By Curt Yeomans
The artist, known simply as Wyland, can walk out of his studio in Laguna Beach, Calif., on any given day and see whales swimming by.
Wyland, 51, has been fascinated by the ocean since he was a small child. He would see and read about the adventures of marine biologist, Jacques Cousteau, and try to imagine the fish, and other forms of life that lived in the oceans.
He usually sees gray whales swimming by. But he saw something different when he looked out on the sea on Wednesday.Whales were shooting 30-feet-tall spouts of water into the air as their backs breached the waters of the Pacific Ocean.
"They must be blue whales," Wyland said in a telephone interview. "The only kind of whale that shoots spouts that high are blue whales. It's a great sight to see."
As an adult, Wyland is trying to transfer his love of the sea to a new generation of children with educational tours that teach young people about everything that lives under the sea. He will unveil his new Clean Water Mobile Classroom on Saturday, from 11 a.m., to 2 p.m., in the main plaza at the Georgia Aquarium, 225 Baker St., Atlanta. Admission to the mobile classroom is free.
"We're really excited to have Wyland visit us," said Dave Santucci, a spokesman for the aquarium. "He's such an incredible artist and he shares the same vision that the aquarium has, which is the conservation of water. It just made sense to have him come here. The message of water conservation is especially important right now, when we're experiencing a drought in the southeast."
Wyland has been creating art based on underwater life for 29 years.
He visited the Pacific Ocean when he was 14, and was struck by what he saw as beautiful scenery. "I decided the ocean would be the focus of my life's work, and that's what I've done," he said. "Time flies when you're saving the planet."

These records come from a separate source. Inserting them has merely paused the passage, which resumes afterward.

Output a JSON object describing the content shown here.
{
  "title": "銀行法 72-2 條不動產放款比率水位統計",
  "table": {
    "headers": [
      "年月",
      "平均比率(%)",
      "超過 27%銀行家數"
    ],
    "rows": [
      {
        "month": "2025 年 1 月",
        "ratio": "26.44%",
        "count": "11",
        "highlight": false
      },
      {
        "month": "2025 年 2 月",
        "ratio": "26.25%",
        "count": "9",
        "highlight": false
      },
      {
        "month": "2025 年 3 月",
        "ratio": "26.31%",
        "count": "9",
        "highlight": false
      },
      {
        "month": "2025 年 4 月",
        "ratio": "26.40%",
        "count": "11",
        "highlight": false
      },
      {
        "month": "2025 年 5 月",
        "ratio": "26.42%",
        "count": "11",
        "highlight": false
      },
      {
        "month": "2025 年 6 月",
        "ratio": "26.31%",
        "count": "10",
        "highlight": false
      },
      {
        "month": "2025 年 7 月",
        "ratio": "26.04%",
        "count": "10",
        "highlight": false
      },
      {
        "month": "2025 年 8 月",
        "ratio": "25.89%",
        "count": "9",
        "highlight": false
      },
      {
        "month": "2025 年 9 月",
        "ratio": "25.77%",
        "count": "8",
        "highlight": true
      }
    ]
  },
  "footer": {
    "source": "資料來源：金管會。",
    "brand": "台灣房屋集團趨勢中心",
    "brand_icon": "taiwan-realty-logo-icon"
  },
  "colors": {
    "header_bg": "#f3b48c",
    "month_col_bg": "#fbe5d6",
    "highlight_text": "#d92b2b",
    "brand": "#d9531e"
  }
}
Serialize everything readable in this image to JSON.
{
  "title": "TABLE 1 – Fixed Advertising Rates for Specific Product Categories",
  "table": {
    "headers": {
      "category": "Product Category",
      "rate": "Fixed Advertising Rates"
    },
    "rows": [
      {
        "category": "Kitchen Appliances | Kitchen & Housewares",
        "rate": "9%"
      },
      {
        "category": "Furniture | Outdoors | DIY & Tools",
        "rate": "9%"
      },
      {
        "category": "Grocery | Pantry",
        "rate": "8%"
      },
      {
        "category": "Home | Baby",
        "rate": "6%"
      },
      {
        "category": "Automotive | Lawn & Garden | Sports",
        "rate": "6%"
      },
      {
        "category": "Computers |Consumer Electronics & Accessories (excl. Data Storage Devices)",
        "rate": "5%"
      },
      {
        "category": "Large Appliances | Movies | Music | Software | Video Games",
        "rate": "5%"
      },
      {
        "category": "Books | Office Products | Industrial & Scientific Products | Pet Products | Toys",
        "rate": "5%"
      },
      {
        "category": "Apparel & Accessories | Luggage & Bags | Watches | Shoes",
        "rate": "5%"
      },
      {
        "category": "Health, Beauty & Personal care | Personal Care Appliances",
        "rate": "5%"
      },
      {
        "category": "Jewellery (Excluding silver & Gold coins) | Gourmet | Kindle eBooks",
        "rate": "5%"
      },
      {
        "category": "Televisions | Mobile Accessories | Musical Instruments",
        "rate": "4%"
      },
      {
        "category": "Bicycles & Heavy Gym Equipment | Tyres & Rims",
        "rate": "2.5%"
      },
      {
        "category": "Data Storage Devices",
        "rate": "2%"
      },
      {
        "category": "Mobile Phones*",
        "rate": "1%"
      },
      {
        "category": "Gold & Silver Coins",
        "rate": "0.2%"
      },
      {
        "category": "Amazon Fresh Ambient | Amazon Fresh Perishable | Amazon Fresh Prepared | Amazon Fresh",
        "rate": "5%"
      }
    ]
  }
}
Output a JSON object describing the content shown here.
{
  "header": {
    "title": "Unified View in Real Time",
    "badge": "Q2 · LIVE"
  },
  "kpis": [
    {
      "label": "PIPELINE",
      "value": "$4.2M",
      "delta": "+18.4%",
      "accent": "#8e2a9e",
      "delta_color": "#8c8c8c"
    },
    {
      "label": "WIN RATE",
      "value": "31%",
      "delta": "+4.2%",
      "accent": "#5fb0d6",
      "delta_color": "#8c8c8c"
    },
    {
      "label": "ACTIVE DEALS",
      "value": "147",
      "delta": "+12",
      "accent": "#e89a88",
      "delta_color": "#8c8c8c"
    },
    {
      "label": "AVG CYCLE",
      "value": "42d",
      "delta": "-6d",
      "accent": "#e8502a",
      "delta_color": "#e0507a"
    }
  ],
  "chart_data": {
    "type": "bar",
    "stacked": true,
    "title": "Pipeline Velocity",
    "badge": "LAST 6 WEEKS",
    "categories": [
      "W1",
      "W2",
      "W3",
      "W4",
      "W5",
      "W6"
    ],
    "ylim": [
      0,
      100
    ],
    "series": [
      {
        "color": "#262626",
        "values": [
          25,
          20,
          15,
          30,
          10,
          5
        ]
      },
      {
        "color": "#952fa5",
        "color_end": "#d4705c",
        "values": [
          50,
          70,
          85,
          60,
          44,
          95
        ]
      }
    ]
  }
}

He decided art would be the best way to promote environmental conservation, because he believed people would more likely respond to an image rather than words. He gets inspiration for his works by going on diving trips around the world. He is the official artist of the National Oceanic and Atmospheric Administration. He founded the Wyland Foundation, which promotes the ocean through national tours and classroom materials, in 1993.
Wyland has been working, since 1981 on a project to create "Whaling Walls" on the sides of buildings around the world. These murals depict whales swimming in the ocean. His 50th Whaling Wall was painted in six days in 1993 on the side of a parking deck next to Underground Atlanta.
"It's definitely one of my best murals," Wyland said. "I've painted 95 walls so far, and my final wall will be done in Beijing for the 2008 Olympics."
For Wyland, the visit to Atlanta gives him an opportunity to do two things: Return to the city where he created his favorite entry in his Whaling Wall series, and visit the Georgia Aquarium for the first time. He's eager to provide children with an opportunity to learn about water conservation, though.
The mobile classroom is designed to let visitors travel though different water environments as a "drop of water," Wyland said. The guests will travel through environments, such as rivers, estuaries, and oceans. At the end of visit to the mobile classroom, the visitor will come out as "clean water." The guests will be asked to sign water conservation pledges, where they promise to use less water in their homes.
"If we're going to save our oceans, we have to think about other sources of water, like rivers, lakes and estuaries, as well," Wyland said. "The 20th Century was a disaster for the world's water supply. We need an environmental renaissance in the 21st Century.
"I truly believe the young people want to save the oceans, and this mobile classroom could inspire one of them to become the next Jacques Cousteau. Once you plant that seed in a young person's mind, there's no telling how much it can grow."